The strength of this study is the large sample size. There was no previous study with a sample size as large as that in our study. Previous studies have been conducted using the AMS scale for daytime workers but not for rotating night shift workers. However, this study also has several limitations. First, a causal relationship was not clarified since this study was a cross-sectional design. Secondly, no significant difference was observed between men in their 50 s and those in their 60 s since the number of men in their 60 s was small and the age of men in their 60 s was less than 63 years. The results of our study might be different from the results for men in their 60 s in a previous study [Citation6]. Also, the number of men who do not answer questions regarding sexual symptoms is much that might influence the AMS score. Further study may be needed with large numbers of men in their 50 s and 60 s, who are more likely to have male climacteric symptoms. The generalizability of the obtained results is inconclusive for all shift workers since there are various types of shift work. Questionnaires regarding LOH syndrome have been developed in various countries and their validity and reliability have been examined [Citation33,Citation35–37]. Horie et al. [Citation38] also reported that sexual perceptions were different in Japanese and Caucasian populations. An appropriate questionnaire for each country should be considered.

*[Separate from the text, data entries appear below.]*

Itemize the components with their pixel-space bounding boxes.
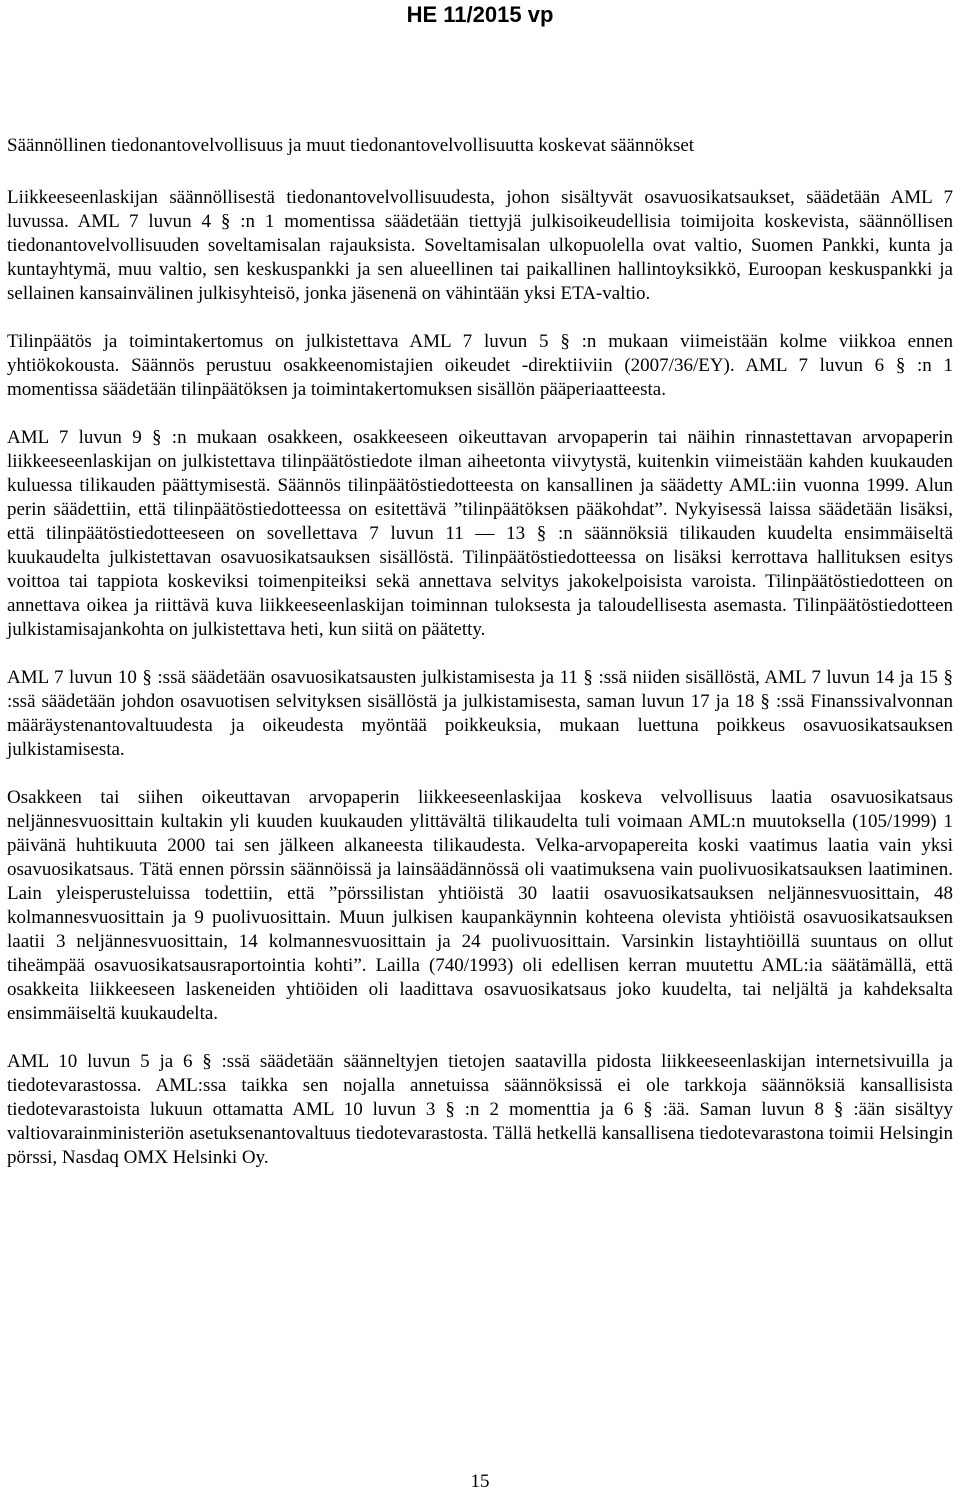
paragraph-financial-statements: Tilinpäätös ja toimintakertomus on julkistettava AML 7 luvun 5 § :n mukaan viimeistään kolme viikkoa ennen yhtiökokousta. Säännös perustuu osakkeenomistajien oikeudet -direktiiviin (2007/36/EY). AML 7 luvun 6 § :n 1 momentissa säädetään tilinpäätöksen ja toimintakertomuksen sisällön pääperiaatteesta. xyxy=(7,331,953,400)
paragraph-information-storage: AML 10 luvun 5 ja 6 § :ssä säädetään säänneltyjen tietojen saatavilla pidosta liikkeeseenlaskijan internetsivuilla ja tiedotevarastossa. AML:ssa taikka sen nojalla annetuissa säännöksissä ei ole tarkkoja säännöksiä kansallisista tiedotevarastoista lukuun ottamatta AML 10 luvun 3 § :n 2 momenttia ja 6 § :ää. Saman luvun 8 § :ään sisältyy valtiovarainministeriön asetuksenantovaltuus tiedotevarastosta. Tällä hetkellä kansallisena tiedotevarastona toimii Helsingin pörssi, Nasdaq OMX Helsinki Oy. xyxy=(7,1051,953,1168)
page-number: 15 xyxy=(470,1471,490,1492)
paragraph-reporting-obligation: Liikkeeseenlaskijan säännöllisestä tiedonantovelvollisuudesta, johon sisältyvät osavuosikatsaukset, säädetään AML 7 luvussa. AML 7 luvun 4 § :n 1 momentissa säädetään tiettyjä julkisoikeudellisia toimijoita koskevista, säännöllisen tiedonantovelvollisuuden soveltamisalan rajauksista. Soveltamisalan ulkopuolella ovat valtio, Suomen Pankki, kunta ja kuntayhtymä, muu valtio, sen keskuspankki ja sen alueellinen tai paikallinen hallintoyksikkö, Euroopan keskuspankki ja sellainen kansainvälinen julkisyhteisö, jonka jäsenenä on vähintään yksi ETA-valtio. xyxy=(7,187,953,304)
document-body xyxy=(7,134,953,1194)
paragraph-interim-reports: AML 7 luvun 10 § :ssä säädetään osavuosikatsausten julkistamisesta ja 11 § :ssä niiden sisällöstä, AML 7 luvun 14 ja 15 § :ssä säädetään johdon osavuotisen selvityksen sisällöstä ja julkistamisesta, saman luvun 17 ja 18 § :ssä Finanssivalvonnan määräystenantovaltuudesta ja oikeudesta myöntää poikkeuksia, mukaan luettuna poikkeus osavuosikatsauksen julkistamisesta. xyxy=(7,667,953,760)
document-header: HE 11/2015 vp xyxy=(406,2,554,27)
section-heading: Säännöllinen tiedonantovelvollisuus ja muut tiedonantovelvollisuutta koskevat säännökset xyxy=(7,135,695,156)
paragraph-quarterly-history: Osakkeen tai siihen oikeuttavan arvopaperin liikkeeseenlaskijaa koskeva velvollisuus laatia osavuosikatsaus neljännesvuosittain kultakin yli kuuden kuukauden ylittävältä tilikaudelta tuli voimaan AML:n muutoksella (105/1999) 1 päivänä huhtikuuta 2000 tai sen jälkeen alkaneesta tilikaudesta. Velka-arvopapereita koski vaatimus laatia vain yksi osavuosikatsaus. Tätä ennen pörssin säännöissä ja lainsäädännössä oli vaatimuksena vain puolivuosikatsauksen laatiminen. Lain yleisperusteluissa todettiin, että ”pörssilistan yhtiöistä 30 laatii osavuosikatsauksen neljännesvuosittain, 48 kolmannesvuosittain ja 9 puolivuosittain. Muun julkisen kaupankäynnin kohteena olevista yhtiöistä osavuosikatsauksen laatii 3 neljännesvuosittain, 14 kolmannesvuosittain ja 24 puolivuosittain. Varsinkin listayhtiöillä suuntaus on ollut tiheämpää osavuosikatsausraportointia kohti”. Lailla (740/1993) oli edellisen kerran muutettu AML:ia säätämällä, että osakkeita liikkeeseen laskeneiden yhtiöiden oli laadittava osavuosikatsaus joko kuudelta, tai neljältä ja kahdeksalta ensimmäiseltä kuukaudelta. xyxy=(7,787,953,1024)
paragraph-financial-statement-release: AML 7 luvun 9 § :n mukaan osakkeen, osakkeeseen oikeuttavan arvopaperin tai näihin rinnastettavan arvopaperin liikkeeseenlaskijan on julkistettava tilinpäätöstiedote ilman aiheetonta viivytystä, kuitenkin viimeistään kahden kuukauden kuluessa tilikauden päättymisestä. Säännös tilinpäätöstiedotteesta on kansallinen ja säädetty AML:iin vuonna 1999. Alun perin säädettiin, että tilinpäätöstiedotteessa on esitettävä ”tilinpäätöksen pääkohdat”. Nykyisessä laissa säädetään lisäksi, että tilinpäätöstiedotteeseen on sovellettava 7 luvun 11 — 13 § :n säännöksiä tilikauden kuudelta ensimmäiseltä kuukaudelta julkistettavan osavuosikatsauksen sisällöstä. Tilinpäätöstiedotteessa on lisäksi kerrottava hallituksen esitys voittoa tai tappiota koskeviksi toimenpiteiksi sekä annettava selvitys jakokelpoisista varoista. Tilinpäätöstiedotteen on annettava oikea ja riittävä kuva liikkeeseenlaskijan toiminnan tuloksesta ja taloudellisesta asemasta. Tilinpäätöstiedotteen julkistamisajankohta on julkistettava heti, kun siitä on päätetty. xyxy=(7,427,953,640)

In conclusion, we found significant age-dependent differences in somatic symptoms and sexual symptoms in rotating night shift workers. More than 60% of the participants reported increased need for sleep and often feeling tired in all age groups. The prevalence of somatic symptoms and sexual symptoms remarkably increased with advance of age. However, the prevalence of psychological symptoms was high in the younger age groups as well as older age groups.

Acknowledgements

The authors would like to show our greatest appreciation to participants, managers of general affairs and occupational nurses. We are also grateful for assistance given by Professor Iwamoto.

Disclosure statement

The authors declare there is no conflicts of interest.

Additional information

Funding

This study was supported in part by grants-aid for Shikoku University research grant.

Notes on contributors

Sachiko Kubo

Sachiko Kubo joined Shikoku-University as an Assistant Professor in 2014. She obtained her master`s degree of Nursing Science from Tokushima University Graduate School of Health Sciences in 2013. Her research field is occupational health and adult nursing.

Toshiyuki Yasui

Toshiyuki Yasui is M.D., Ph.D., Professor of Reproductive and Menopause Medicine of Reproductive and Menopause Medicine. In 2019, He was appointed as a dean of Tokushima University Graduate school of Health Sciences. He received his doctorate in Medicine from Tokushima University 1991. His recent research paper includes Different levels of awareness and knowledge of male climacteric in female nurses and female office workers (2015), Associations of endogenous sex hormones and sex hormone-binding globulin with lipid profiles in aged Japanese men and women (2008), Androgen in postmenopausal women (2012). His research field is endocrinology in aging, role of androgen in female, bone and lipid metabolism in postmenopausal medicine, reproductive endocrinology.

Yukie Matsuura

Yukie Matsuura is an Assistant Professor of Health Science at the Tokushima University. She received her master degree in nursing science from Japanese Red Cross College of Nursing (2008). Her research interests cover wide areas of nursing and health care including maternal and child health, adolescent health, menopausal health, elderly health care etc. Her current research is doing on premenstrual symptoms among young females.

Masahito Tomotake

Masahito Tomotake is M.D., Ph.D., Professor of Mental Health at Tokushima University Graduate school of Health Sciences. In 2019. His recent treatise includes Clinical factors influencing resilience in patients with anorexia nervosa (2018), Relationship between social and cognitive functions in people with schizophrenia (2018). He obtained his doctorate in Medicine from Tokushima University in 1997. His field of study is Etiology of mental disorders, evaluation of mental disorders, prevention against mental disorders.